Katz açıklamasında, “Bu mezuniyet töreni, diktatör Hamaney’e ve İran’daki Ayetullahlar çetesine doğrudan bir mesajdır: İsrail’in uzun kolu size Tahran’da, Tebriz’de, İsfahan’da ve İsrail’i tehdit etmeye çalıştığınız her yerde ulaşacaktır. Saklanabileceğiniz bir yer yok. Eğer geri dönmemiz gerekirse, bu kez daha büyük bir güçle döneriz” ifadelerini kullandı.
İsrail kamuoyunda geniş yankı uyandıran bu açıklama, savaşın yeniden alevlenme ihtimaline yönelik endişeleri de artırdı. Katz’ın kullandığı ifadeler, İsrail’in İran‘a yönelik askeri reflekslerini kaybetmediğini ve olası bir yeni saldırı senaryosuna karşı hazırlıklı olduğunu gösteriyor.
İsrail Genelkurmay Başkanı Eyal Zamir ise törende yaptığı konuşmada İran ile 12 gün süren çatışmaya değinerek, “Bu, İsrail halkı tehdit edildiğinde birleşip harekete geçebileceğimizi ve hem kendimize hem de tüm dünyaya ne kadar güçlü olduğumuzu kanıtladığımız bir andı. Biz, gerektiğinde hassasiyetle, sorumlulukla ve kesin kararlılıkla hareket etmeyi biliyoruz” dedi.

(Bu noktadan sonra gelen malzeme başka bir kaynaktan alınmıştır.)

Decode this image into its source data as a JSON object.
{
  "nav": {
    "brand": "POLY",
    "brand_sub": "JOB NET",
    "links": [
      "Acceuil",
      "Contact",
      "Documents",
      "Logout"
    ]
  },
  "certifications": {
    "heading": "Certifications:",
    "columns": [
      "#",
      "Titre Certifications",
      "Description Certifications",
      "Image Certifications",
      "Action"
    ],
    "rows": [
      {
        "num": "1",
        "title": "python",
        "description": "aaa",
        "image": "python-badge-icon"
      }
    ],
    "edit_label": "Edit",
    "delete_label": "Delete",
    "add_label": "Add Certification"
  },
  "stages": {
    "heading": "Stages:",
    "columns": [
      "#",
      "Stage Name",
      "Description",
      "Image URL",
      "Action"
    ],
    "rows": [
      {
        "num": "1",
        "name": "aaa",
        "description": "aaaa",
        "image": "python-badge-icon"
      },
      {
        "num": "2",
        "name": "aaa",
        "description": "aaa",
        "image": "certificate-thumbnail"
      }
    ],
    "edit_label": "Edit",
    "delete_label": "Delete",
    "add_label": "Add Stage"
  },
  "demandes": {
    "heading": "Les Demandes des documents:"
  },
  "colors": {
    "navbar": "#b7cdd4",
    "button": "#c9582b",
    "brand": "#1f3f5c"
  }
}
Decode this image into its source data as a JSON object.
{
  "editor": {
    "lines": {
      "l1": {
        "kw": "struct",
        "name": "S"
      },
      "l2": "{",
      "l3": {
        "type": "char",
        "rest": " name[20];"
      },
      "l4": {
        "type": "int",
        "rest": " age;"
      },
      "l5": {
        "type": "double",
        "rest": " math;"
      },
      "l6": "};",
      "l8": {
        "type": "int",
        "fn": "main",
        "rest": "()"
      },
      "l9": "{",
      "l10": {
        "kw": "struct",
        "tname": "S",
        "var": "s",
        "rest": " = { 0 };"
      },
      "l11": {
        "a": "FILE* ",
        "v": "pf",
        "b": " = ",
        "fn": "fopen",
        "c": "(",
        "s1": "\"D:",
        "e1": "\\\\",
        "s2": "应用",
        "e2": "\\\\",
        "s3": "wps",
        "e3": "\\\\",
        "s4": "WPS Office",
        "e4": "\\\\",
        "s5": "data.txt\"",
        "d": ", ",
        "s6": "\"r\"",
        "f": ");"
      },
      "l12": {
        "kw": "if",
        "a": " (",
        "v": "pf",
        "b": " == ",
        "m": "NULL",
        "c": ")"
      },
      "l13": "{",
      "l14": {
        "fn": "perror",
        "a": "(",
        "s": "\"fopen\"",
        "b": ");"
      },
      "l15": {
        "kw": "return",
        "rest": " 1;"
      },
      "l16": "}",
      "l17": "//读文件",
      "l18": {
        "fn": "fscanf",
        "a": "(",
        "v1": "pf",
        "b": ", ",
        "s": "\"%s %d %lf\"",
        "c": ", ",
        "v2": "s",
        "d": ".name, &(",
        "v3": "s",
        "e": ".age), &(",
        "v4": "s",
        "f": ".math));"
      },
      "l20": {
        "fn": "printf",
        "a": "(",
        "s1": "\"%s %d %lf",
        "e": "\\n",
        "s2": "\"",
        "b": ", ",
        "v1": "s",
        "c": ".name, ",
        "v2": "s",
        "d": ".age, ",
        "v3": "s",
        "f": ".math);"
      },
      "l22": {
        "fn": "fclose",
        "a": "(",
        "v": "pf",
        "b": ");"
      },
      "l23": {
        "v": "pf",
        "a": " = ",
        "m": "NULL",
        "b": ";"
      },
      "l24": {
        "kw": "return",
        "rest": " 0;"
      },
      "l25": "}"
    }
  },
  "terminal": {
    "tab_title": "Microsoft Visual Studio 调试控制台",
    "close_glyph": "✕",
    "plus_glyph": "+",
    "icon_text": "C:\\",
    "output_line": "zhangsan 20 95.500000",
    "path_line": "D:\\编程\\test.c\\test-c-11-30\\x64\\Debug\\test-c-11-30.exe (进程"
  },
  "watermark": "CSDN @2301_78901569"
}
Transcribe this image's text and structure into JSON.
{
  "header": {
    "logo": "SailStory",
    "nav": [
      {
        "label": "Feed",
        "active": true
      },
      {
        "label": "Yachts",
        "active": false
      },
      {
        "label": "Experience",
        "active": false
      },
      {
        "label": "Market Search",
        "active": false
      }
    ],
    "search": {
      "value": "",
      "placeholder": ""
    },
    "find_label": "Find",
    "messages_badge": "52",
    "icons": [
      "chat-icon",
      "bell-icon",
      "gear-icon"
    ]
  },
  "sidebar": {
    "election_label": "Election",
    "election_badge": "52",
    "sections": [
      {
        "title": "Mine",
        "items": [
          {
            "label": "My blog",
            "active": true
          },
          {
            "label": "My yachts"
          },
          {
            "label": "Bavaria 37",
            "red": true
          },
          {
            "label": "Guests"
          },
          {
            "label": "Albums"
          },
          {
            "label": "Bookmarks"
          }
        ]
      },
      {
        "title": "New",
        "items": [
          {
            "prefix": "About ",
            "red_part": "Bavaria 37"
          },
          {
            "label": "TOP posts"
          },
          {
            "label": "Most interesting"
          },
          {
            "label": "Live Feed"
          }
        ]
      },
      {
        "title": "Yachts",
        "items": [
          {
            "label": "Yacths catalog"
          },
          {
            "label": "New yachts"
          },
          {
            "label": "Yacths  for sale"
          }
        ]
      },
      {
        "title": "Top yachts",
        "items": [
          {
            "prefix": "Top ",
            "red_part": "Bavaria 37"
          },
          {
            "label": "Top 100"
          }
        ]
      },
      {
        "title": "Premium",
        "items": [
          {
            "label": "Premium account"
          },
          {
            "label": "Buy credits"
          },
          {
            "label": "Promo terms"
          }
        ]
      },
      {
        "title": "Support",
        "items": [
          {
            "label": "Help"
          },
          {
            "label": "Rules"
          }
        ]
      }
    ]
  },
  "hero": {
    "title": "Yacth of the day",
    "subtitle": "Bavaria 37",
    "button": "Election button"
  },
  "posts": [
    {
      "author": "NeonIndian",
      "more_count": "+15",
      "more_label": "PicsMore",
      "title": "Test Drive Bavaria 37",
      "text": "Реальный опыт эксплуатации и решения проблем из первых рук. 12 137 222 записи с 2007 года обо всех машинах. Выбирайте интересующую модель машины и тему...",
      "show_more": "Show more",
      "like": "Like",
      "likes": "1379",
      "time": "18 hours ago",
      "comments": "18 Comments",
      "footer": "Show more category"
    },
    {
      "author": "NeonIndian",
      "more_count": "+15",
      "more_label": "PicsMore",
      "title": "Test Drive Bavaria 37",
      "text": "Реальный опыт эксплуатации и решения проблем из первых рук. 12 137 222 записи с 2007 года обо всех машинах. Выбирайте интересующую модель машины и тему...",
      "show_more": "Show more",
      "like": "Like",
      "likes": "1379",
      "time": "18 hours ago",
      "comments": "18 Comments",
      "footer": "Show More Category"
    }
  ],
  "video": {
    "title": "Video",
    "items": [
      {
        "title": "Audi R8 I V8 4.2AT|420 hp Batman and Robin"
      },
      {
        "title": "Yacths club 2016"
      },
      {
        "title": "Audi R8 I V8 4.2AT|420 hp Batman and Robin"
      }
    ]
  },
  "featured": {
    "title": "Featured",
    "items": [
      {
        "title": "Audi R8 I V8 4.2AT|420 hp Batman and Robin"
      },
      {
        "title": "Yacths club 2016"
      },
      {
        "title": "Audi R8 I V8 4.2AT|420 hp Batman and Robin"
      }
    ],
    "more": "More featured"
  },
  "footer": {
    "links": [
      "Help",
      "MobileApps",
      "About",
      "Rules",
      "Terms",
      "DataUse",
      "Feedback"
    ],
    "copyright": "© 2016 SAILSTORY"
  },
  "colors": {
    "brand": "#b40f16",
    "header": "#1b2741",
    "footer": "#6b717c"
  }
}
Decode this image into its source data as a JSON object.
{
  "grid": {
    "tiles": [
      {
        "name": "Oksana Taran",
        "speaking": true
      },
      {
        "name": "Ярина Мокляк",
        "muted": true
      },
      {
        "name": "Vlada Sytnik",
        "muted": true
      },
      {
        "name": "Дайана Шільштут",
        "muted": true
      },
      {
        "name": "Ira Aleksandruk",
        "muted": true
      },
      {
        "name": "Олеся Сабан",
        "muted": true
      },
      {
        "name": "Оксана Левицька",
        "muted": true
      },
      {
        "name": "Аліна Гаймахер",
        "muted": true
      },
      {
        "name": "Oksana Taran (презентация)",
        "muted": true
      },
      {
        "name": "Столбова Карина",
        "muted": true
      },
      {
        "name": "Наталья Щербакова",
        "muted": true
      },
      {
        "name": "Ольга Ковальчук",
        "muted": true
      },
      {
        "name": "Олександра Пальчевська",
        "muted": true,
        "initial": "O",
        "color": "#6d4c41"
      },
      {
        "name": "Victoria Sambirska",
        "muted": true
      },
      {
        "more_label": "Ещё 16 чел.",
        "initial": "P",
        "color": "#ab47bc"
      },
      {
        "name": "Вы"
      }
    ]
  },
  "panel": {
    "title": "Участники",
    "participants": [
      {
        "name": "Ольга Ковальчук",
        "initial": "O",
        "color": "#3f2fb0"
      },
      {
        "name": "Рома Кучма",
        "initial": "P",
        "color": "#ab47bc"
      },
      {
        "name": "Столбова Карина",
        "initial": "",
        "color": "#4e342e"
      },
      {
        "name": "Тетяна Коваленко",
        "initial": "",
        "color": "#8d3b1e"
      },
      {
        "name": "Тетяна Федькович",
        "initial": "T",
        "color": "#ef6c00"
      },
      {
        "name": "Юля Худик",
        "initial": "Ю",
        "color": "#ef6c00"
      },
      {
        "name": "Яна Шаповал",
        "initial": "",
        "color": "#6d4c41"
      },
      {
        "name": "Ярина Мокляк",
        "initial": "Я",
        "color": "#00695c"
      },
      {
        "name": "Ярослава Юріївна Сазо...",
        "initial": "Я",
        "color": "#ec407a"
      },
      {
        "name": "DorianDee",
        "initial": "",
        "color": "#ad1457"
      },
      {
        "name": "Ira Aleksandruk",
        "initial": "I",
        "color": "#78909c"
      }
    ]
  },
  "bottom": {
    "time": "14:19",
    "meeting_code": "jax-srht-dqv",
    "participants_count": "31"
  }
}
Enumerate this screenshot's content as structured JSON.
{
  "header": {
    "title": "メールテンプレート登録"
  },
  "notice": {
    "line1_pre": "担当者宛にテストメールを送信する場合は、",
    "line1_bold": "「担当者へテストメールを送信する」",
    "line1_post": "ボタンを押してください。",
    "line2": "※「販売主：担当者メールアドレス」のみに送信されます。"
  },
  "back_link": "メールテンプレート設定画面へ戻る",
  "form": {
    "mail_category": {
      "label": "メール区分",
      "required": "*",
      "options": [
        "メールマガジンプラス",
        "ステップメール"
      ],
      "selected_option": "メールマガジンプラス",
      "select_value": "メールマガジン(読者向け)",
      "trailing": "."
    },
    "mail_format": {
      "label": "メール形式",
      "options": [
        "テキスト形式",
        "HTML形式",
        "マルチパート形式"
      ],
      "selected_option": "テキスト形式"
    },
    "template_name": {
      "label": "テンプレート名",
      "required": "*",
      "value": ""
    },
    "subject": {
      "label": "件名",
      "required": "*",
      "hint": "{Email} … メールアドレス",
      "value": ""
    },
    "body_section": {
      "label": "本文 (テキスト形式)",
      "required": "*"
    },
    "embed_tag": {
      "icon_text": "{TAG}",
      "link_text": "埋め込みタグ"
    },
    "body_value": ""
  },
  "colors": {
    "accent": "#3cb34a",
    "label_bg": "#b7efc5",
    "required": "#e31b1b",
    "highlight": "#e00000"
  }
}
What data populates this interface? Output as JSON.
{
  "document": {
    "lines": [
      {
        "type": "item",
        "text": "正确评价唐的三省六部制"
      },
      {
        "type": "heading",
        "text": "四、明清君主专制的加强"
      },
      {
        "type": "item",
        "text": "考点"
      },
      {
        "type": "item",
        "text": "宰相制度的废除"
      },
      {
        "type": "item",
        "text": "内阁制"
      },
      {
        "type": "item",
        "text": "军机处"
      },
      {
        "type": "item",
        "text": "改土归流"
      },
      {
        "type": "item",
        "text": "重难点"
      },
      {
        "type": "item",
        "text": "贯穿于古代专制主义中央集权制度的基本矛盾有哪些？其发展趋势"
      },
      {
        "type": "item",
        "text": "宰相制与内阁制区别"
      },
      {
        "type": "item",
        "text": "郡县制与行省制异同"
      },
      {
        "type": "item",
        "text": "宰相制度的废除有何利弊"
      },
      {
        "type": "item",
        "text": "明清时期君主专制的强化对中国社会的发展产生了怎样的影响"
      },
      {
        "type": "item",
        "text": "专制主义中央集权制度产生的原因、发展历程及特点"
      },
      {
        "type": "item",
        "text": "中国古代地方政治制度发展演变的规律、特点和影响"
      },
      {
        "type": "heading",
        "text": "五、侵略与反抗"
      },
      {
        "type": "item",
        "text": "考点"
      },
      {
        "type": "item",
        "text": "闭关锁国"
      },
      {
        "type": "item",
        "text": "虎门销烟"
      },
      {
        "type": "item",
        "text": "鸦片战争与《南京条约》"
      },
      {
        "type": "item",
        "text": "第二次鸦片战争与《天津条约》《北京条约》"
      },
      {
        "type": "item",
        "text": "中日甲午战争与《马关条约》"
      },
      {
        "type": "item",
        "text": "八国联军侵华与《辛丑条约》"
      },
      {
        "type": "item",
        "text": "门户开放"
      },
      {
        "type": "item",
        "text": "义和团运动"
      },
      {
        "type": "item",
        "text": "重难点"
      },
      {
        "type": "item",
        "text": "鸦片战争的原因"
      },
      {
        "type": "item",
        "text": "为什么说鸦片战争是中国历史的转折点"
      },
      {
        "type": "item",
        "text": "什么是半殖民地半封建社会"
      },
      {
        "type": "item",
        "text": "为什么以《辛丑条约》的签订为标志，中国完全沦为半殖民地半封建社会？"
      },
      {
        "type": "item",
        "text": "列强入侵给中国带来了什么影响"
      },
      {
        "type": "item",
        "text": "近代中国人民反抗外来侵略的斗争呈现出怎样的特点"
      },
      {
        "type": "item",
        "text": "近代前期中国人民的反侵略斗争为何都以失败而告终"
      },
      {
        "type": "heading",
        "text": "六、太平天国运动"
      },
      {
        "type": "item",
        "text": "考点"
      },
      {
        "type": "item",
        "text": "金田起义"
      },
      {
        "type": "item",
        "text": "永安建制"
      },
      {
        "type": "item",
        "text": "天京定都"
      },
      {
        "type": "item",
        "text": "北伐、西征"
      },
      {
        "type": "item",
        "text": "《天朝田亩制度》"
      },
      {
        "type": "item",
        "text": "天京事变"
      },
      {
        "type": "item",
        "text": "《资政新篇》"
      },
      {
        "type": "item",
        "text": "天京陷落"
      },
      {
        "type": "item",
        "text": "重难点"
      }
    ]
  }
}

İsrail Hava Kuvvetleri Komutanı Tümgeneral Tomer Bar ise açıklamasında, İran’la olan mesafeyi stratejik bir bakış açısıyla değerlendirdi. “Bin 800 kilometrelik mesafedeki zorluğu aştık. İran artık bizim için ‘üçüncü halka’ değil, doğrudan ‘birinci halka’ ülkesidir. Bu, İsrail’in savunma ve saldırı kabiliyetinin ulaştığı noktayı gösteriyor. Mücadele henüz sona ermiş değil. Gerektiğinde harekete geçmeye hazırız” ifadelerini kullandı.
İran tarafından şu ana dek resmi bir yanıt verilmedi. Ancak uzmanlar, bu açıklamaların Tahran yönetimince provokasyon olarak değerlendirileceğini ve diplomatik hatta askeri düzeyde yeni gelişmelere yol açabileceğini belirtiyor. İran’ın özellikle Irak, Suriye ve Lübnan’daki milis ağları üzerinden dolaylı cevaplar verebileceği de konuşulan senaryolar arasında.
İsrail ve İran arasında Nisan ayının sonunda başlayan çatışmalar, 12 günlük bir savaş sürecine dönüşmüş ve her iki taraf da ciddi askeri kayıplar yaşamıştı. Savaşın sona erdirilmesinde başta ABD ve Katar olmak üzere çok sayıda ülkenin diplomatik çabaları etkili olmuştu. Ancak İsrail tarafının son açıklamaları, ateşkesin sadece geçici bir nefes alma süreci olduğu yönündeki endişeleri doğruluyor.